Desa Lingga ini bisa ditempuh dengan jarak tempuh 15 KM dari Kota Berastagi. Walaupun jarak tempuh ke Desa Lingga ini terbilang cukup jauh, namun merupakan salah satu destinasi wajib dan unggulan dari Parawisata Kabupaten Karo, karena disini kita dapat menyaksikan rumah adat Karo yang telah berusia lebih dari 250 tahun.

Saat singgah disini, kesempatan yang jarang sekali didapati oleh setiap wisatawan yang berkunjung disini, yakni melihat dan menyaksikan kegiatan adat rembuk untuk membicarakan proses penguburan salah seorang kerabat mereka yang baru saja meninggal dunia. Desa Lingga ini sangat menjaga kerukunan umat beragama, dengan melaksanakan adat sesuai keyakinan masing-masing tapi tetap melestarikan budaya peninggalan nenek moyangnya.



Wisata Belanja di Berastagi:

Hal pertama yang dilakukan sebelum melakukan perjalanan pulang adalah mencari dan membeli buah tangan atau oleh-oleh untuk dibawa pulang. Untuk itu mampirlah ke Pasar Buah Berastagi, berada tepat di Jalan Gundaling Raya, di sini kita bisa menemui aneka buah segar dari hasil bercocok-tanam masyarakat Kabupaten Karo. Pasar Buah Berastagi konon katanya telah ada sejak 200 tahun lalu dan masih berfungsi sebagaimana dulunya hingga saat ini. Jeruk Berastagi dan markisa adalah bawaan wajib bagi wisatawan yang berbelanja di sini. Jika tidak ingin repot, kita bisa juga membeli sirup markisa yang merupakan salah satu oleh-oleh khas Provinsi Sumatera Utara. Ada baiknya membeli di Berastagi karena harganya lebih murah jika dinandingkan dengan harga di Kota Medan.

Traveling to Balige, Toba Samosir - Mengenal Batak Lebih Dekat

Wisata Kuliner di Berastagi:



Berastagi yang dikenal memiliki beragam etnis masyarakatnya, terkenal akan kerukunan antar umat beragamanya, yang meski didominasi masyarakat suku Karo yang pada umumnya beragama Kristen, bagi wisatawan Muslim saya pastikan tidak akan kesulitan untuk mencari makanan halal saat berkunjung ke Kota Berastagi ini. Banyak rumah makan atau warung-warung makan yang menyediakan kuliner halal, salah satunya di sepanjang jalan dekat Tugu Perjuangan Berastagi.

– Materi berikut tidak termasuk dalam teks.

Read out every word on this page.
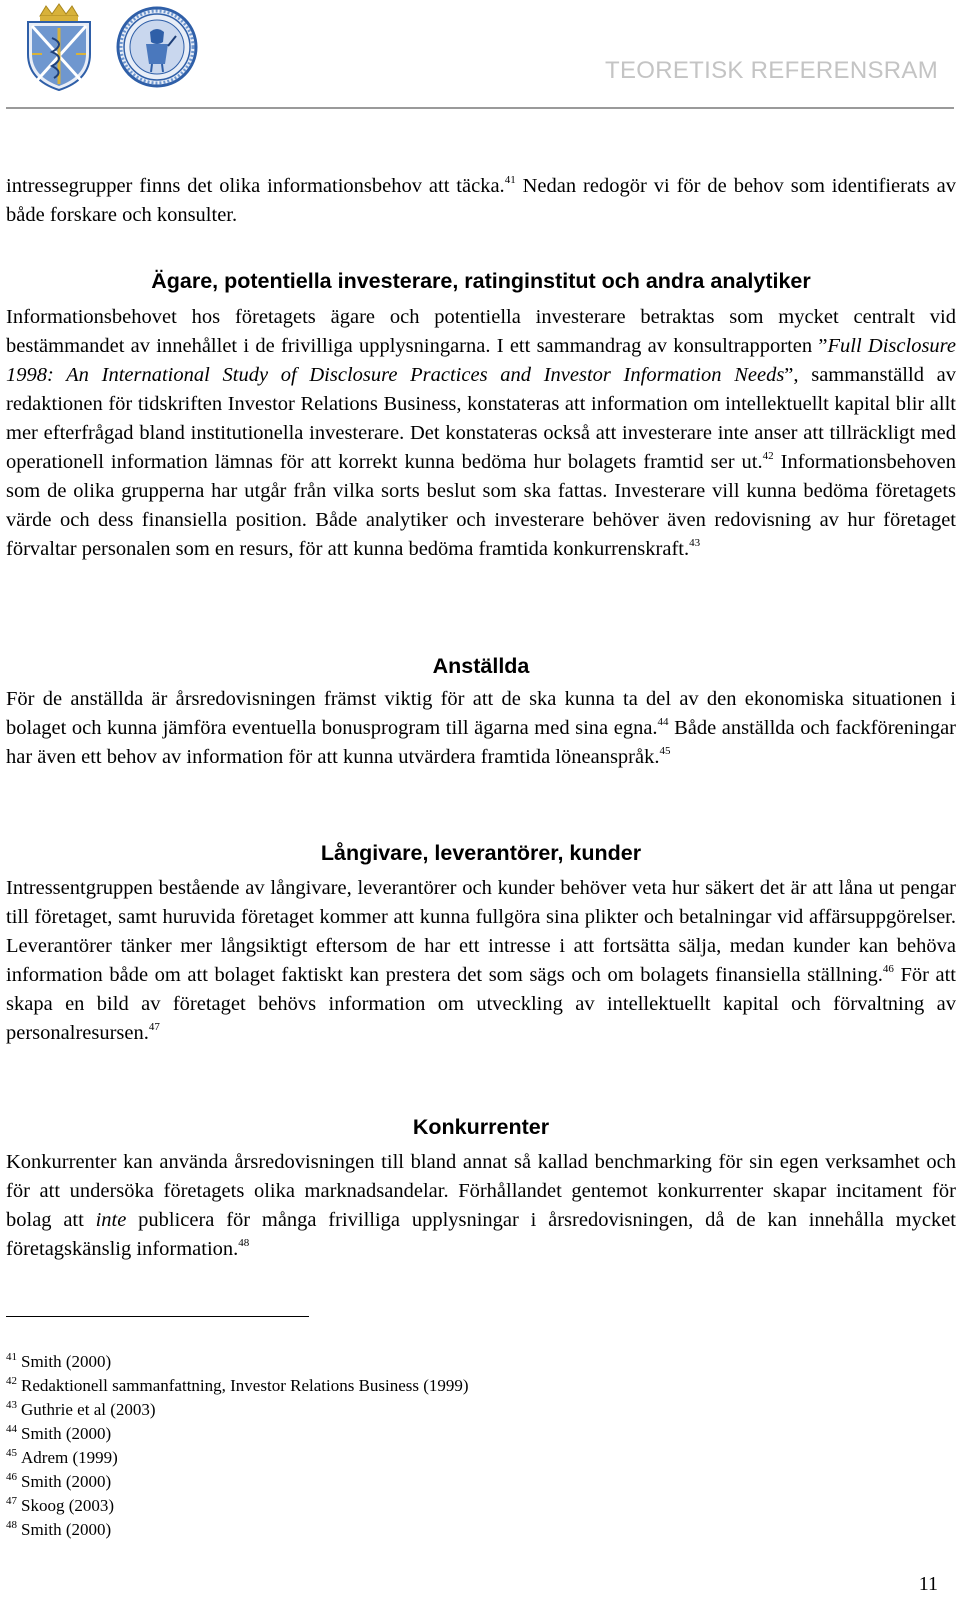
TEORETISK REFERENSRAM

intressegrupper finns det olika informationsbehov att täcka.$^{41}$ Nedan redogör vi för de behov som identifierats av både forskare och konsulter.

Ägare, potentiella investerare, ratinginstitut och andra analytiker

Informationsbehovet hos företagets ägare och potentiella investerare betraktas som mycket centralt vid bestämmandet av innehållet i de frivilliga upplysningarna. I ett sammandrag av konsultrapporten ”Full Disclosure 1998: An International Study of Disclosure Practices and Investor Information Needs”, sammanställd av redaktionen för tidskriften Investor Relations Business, konstateras att information om intellektuellt kapital blir allt mer efterfrågad bland institutionella investerare. Det konstateras också att investerare inte anser att tillräckligt med operationell information lämnas för att korrekt kunna bedöma hur bolagets framtid ser ut.$^{42}$ Informationsbehoven som de olika grupperna har utgår från vilka sorts beslut som ska fattas. Investerare vill kunna bedöma företagets värde och dess finansiella position. Både analytiker och investerare behöver även redovisning av hur företaget förvaltar personalen som en resurs, för att kunna bedöma framtida konkurrenskraft.$^{43}$

Anställda

För de anställda är årsredovisningen främst viktig för att de ska kunna ta del av den ekonomiska situationen i bolaget och kunna jämföra eventuella bonusprogram till ägarna med sina egna.$^{44}$ Både anställda och fackföreningar har även ett behov av information för att kunna utvärdera framtida löneanspråk.$^{45}$

Långivare, leverantörer, kunder

Intressentgruppen bestående av långivare, leverantörer och kunder behöver veta hur säkert det är att låna ut pengar till företaget, samt huruvida företaget kommer att kunna fullgöra sina plikter och betalningar vid affärsuppgörelser. Leverantörer tänker mer långsiktigt eftersom de har ett intresse i att fortsätta sälja, medan kunder kan behöva information både om att bolaget faktiskt kan prestera det som sägs och om bolagets finansiella ställning.$^{46}$ För att skapa en bild av företaget behövs information om utveckling av intellektuellt kapital och förvaltning av personalresursen.$^{47}$

Konkurrenter

Konkurrenter kan använda årsredovisningen till bland annat så kallad benchmarking för sin egen verksamhet och för att undersöka företagets olika marknadsandelar. Förhållandet gentemot konkurrenter skapar incitament för bolag att inte publicera för många frivilliga upplysningar i årsredovisningen, då de kan innehålla mycket företagskänslig information.$^{48}$

$^{41}$ Smith (2000)
$^{42}$ Redaktionell sammanfattning, Investor Relations Business (1999)
$^{43}$ Guthrie et al (2003)
$^{44}$ Smith (2000)
$^{45}$ Adrem (1999)
$^{46}$ Smith (2000)
$^{47}$ Skoog (2003)
$^{48}$ Smith (2000)
11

Ketika malam menjelang pun, saat udara kota sudah mulai dingin, kita bisa mencicipi ragam kuliner di Jalan Djamin Ginting. Di mana berjajar para penjual ikan bakar, ayam gareng, pecel lele, mie aceh, nasi goreng, sate, hingga jagung bakar yang siap menemani malam panjang anda di Kota Berastagi. Happy traveling!